I could talk about self-control, rightly so. I could talk about doing the right thing and what my conservative opinions of a Christian life should look like. I may even get a lot of encouragement from other well-meaning do-gooders. We could have our own club, totally separate from ‘the world’ and draw the shades to our heart while we enjoy how Christian we are. Meanwhile, we suffocate a fallen sister because our lives don’t offer hope, they offer moral standards. You know you’re sending the wrong message if one of your members leaves the group when they make a moral mistake. God set up grace so that He would never lose anyone. Set your life up that way, too. ~from the incomparable Serena Woods at Grace is for Sinners

I've known a thousand of them, women struggling. Women losing babies. Women saying goodbye to their dead children. Women struggling through pregnancy, or grief, loss, limitation. Women wounded deeply, ignoring their wounds and living in a twisted world. Women at odds with their families. Women deep in depression and plagued by anxiety.
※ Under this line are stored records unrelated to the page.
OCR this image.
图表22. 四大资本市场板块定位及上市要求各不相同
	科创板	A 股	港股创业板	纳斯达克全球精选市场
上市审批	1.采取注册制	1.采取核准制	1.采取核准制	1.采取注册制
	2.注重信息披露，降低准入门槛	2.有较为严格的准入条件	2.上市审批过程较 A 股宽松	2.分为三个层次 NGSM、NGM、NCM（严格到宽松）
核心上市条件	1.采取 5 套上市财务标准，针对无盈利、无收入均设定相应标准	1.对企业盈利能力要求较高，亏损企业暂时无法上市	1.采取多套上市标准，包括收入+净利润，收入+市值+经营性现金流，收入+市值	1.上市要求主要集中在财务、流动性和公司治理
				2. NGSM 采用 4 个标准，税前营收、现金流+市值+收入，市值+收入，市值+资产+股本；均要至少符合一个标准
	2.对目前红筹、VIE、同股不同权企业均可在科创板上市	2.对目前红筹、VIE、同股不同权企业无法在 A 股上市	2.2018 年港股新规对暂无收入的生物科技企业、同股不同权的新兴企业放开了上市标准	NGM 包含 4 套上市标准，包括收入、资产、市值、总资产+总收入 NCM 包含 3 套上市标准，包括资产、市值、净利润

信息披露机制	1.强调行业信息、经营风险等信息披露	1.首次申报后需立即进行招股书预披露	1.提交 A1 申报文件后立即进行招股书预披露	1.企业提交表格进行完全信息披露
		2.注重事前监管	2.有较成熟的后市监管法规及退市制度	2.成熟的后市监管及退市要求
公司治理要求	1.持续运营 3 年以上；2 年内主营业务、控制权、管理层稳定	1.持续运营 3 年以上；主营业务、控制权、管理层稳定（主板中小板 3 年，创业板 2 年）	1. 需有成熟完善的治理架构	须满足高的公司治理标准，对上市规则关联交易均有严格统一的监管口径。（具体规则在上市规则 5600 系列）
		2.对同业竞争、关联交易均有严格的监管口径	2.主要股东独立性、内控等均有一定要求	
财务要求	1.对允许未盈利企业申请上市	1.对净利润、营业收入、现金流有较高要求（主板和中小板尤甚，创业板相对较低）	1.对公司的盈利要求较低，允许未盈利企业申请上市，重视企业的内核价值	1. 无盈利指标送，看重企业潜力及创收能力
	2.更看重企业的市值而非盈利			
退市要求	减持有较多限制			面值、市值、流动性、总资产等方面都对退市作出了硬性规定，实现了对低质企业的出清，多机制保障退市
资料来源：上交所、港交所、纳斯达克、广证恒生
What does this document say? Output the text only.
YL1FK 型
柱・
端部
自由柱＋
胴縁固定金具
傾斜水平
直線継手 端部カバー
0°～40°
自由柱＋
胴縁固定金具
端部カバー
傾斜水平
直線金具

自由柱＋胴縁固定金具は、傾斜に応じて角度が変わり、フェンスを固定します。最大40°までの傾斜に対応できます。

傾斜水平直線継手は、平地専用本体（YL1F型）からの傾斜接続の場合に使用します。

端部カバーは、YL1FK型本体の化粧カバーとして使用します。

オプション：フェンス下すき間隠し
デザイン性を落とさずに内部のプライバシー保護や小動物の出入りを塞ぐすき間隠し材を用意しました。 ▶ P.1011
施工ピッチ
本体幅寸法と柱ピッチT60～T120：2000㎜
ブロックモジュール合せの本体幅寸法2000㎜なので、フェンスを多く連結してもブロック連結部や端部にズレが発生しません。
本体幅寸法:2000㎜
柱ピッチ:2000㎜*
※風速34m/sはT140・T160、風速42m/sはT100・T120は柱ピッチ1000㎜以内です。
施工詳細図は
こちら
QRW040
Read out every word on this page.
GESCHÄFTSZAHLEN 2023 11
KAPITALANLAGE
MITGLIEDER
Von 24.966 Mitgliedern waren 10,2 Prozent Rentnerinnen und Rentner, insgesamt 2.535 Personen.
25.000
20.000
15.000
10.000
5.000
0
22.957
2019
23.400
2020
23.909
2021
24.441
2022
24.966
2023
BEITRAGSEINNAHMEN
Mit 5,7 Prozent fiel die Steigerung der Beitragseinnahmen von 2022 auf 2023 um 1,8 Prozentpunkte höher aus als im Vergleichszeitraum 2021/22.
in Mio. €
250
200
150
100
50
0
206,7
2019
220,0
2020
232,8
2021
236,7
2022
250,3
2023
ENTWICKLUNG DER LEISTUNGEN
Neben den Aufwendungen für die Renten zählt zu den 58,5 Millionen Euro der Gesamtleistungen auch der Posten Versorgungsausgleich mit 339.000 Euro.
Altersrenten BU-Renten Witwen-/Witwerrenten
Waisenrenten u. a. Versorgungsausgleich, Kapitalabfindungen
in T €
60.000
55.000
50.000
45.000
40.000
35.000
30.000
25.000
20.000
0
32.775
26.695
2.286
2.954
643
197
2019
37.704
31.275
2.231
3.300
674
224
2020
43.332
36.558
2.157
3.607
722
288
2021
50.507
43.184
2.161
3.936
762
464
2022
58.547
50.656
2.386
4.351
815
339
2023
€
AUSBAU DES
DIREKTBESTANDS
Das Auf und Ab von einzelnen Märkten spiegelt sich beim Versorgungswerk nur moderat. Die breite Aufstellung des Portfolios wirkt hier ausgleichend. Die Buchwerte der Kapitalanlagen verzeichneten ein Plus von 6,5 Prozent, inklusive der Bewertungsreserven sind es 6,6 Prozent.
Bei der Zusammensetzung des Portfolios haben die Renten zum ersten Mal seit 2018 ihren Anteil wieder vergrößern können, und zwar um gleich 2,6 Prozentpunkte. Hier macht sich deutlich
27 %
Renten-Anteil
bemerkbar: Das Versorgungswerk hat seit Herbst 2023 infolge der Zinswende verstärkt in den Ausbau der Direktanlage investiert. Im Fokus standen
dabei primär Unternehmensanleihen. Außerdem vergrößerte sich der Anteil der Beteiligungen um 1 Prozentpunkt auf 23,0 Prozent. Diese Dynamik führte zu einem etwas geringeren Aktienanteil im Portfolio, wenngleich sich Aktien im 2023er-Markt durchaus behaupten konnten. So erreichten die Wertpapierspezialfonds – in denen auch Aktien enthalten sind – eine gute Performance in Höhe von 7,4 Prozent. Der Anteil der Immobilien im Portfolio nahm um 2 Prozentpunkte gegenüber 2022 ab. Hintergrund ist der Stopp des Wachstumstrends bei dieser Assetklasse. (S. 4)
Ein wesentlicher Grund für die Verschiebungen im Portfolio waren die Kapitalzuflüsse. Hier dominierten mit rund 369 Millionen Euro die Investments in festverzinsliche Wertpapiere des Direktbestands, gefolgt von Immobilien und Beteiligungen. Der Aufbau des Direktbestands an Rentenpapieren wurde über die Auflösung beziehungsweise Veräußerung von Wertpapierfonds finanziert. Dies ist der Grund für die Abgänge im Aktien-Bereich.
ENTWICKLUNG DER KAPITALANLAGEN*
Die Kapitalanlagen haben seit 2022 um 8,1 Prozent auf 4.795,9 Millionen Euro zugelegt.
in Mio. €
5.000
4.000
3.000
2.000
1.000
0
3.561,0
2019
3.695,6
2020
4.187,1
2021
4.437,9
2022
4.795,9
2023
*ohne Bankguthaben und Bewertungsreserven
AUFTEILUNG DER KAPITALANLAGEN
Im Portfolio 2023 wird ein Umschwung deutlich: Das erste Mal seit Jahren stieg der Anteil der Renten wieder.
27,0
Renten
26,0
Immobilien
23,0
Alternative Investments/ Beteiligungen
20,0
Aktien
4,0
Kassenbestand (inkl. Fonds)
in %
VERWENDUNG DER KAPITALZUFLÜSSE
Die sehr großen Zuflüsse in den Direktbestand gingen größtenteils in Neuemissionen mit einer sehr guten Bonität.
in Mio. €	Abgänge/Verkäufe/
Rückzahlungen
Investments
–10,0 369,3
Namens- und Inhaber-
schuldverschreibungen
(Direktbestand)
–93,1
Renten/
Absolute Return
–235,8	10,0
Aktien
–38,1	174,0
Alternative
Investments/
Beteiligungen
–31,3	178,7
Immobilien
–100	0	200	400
Last week, in the hospital, I met so many fallen sisters, sisters who saw no reasonable excuse to continue their sad lives. Sisters who had overdosed, wounded their own bodies, carving out flesh for sins past, sins present, sins they dreamed their future filled with. I walked with them, as one of them.


How do we, the church, respond to fallen sisters? How to carry them through their grief, loss, pain, and dependence? How to help them see sunlight again? To feel the small and large joys that await each of us on this long walk we call life. How to let them know that life is not hopeless, nor are fallen sisters powerless or voiceless.


Like the glimmer of the yellow crocus petal, I feel myself in the world of fallen sisters, but rising for beauty. Beauty for ashes. Gladness for mourning. Praise instead of a faint spirit. (Isaiah 61:3)

Lord, help me walk back into the sunshine.